Spring on the North Wales coastline is something special. After months of cold winds and coloured water, the sea begins to settle, temperatures creep up, and life returns to the shoreline. For anglers, it’s the season of fresh starts — lighter evenings, early morning tides, and the promise of silver bars cruising through the surf.
If you’re fishing spots like Anglesey, Holyhead Breakwater, or the beaches around Llandudno, spring offers real opportunity — if you approach it right.
What Changes in Spring?
Water temperatures begin to rise from late March into April, and that shift triggers movement. Species that have been quiet through winter start feeding harder, and migratory fish edge closer to shore.
You’ll typically see:
Bass beginning to show in better numbers from April onwards
Flounder still feeding well in estuaries
Whiting tapering off as water warms
Early smoothhound appearing later in spring
The odd dogfish and coalfish on mixed ground
Spring is a transition period — not full summer sport yet — but it rewards anglers who understand tides, structure, and bait presentation.
Rock Marks (Anglesey & Headlands)
Rough ground around Anglesey and the headlands can produce early bass, especially on a flooding tide with a bit of swell.

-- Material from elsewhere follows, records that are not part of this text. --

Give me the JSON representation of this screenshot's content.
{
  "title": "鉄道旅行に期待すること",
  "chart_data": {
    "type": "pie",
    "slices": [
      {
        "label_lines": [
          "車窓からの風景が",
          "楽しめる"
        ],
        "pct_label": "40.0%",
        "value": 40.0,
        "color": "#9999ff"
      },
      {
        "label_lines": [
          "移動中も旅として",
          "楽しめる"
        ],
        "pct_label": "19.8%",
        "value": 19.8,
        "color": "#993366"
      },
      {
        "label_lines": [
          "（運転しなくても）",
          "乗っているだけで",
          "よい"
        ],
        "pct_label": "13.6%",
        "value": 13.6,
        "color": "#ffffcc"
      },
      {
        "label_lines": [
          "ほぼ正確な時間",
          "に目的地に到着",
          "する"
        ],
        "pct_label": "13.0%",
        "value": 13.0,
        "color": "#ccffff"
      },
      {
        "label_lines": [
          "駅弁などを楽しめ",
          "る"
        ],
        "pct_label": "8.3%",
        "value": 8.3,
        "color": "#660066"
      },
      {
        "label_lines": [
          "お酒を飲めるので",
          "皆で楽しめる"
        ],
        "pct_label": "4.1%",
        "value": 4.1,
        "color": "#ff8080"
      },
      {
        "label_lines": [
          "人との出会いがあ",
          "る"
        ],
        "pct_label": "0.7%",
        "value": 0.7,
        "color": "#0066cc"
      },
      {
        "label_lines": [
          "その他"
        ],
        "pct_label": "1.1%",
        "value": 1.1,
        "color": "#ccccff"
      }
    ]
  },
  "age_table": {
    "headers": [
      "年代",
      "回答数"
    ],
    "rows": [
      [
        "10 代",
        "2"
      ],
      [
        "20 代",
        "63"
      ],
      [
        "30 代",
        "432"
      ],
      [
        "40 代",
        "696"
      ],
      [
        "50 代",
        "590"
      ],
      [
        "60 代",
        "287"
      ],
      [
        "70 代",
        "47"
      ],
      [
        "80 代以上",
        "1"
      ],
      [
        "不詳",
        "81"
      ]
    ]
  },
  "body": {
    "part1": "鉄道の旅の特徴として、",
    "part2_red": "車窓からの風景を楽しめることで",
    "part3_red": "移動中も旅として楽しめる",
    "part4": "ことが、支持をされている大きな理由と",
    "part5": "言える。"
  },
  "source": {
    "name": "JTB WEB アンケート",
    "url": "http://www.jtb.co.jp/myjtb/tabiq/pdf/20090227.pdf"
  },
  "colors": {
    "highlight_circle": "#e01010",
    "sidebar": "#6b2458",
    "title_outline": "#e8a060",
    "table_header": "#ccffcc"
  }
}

Fish close in — spring bass often patrol tight to structure.
Surf Beaches (Barmouth, Colwyn Bay)
Open beaches fish well on evening tides. Target flounder and bass in gullies and deeper channels. A light surf with coloured water can switch fish on.
Estuaries & The Menai Strait
The Menai Strait is a spring hotspot. Moving water, natural food, and warming shallows draw fish in. Smaller hooks and subtle presentation often win here.
Bait & Tactics for Spring Success
Spring fishing is about finesse more than brute force.
Top baits:
Lugworm (especially tipped with crab)
Ragworm for bass and flounder
Peeler crab as water warms
Fresh black lug for distance casting on beaches
Tactical tips:
Fish the last two hours of flood into high water
Don’t overcast — spring fish can be close
Scale down hook size if bites are shy
Keep rigs simple (one-up one-down or pulley rigs)
Timing the Tides
Big spring tides can stir things up, but don’t ignore neap tides — especially in clearer water conditions. Early morning or dusk sessions often outfish bright midday spells.
Keep an eye on wind direction too. A light south-westerly pushing into surf beaches can transform an average session into a memorable one.
Spring Mindset: Patience Pays
Spring isn’t about numbers — it’s about reading the signs. Bird activity, baitfish movement, water clarity, and tide timing all matter more now than in summer chaos.
For those of us who love the North Wales coast, spring fishing is as much about the reset as the results. The quiet beaches, the sound of the swell, the first proper bend in the rod after winter — it’s hard to beat.
If you’re planning your next trip around Anglesey or along the North Wales shoreline, spring might just be the season that reminds you why you started sea fishing in the first place.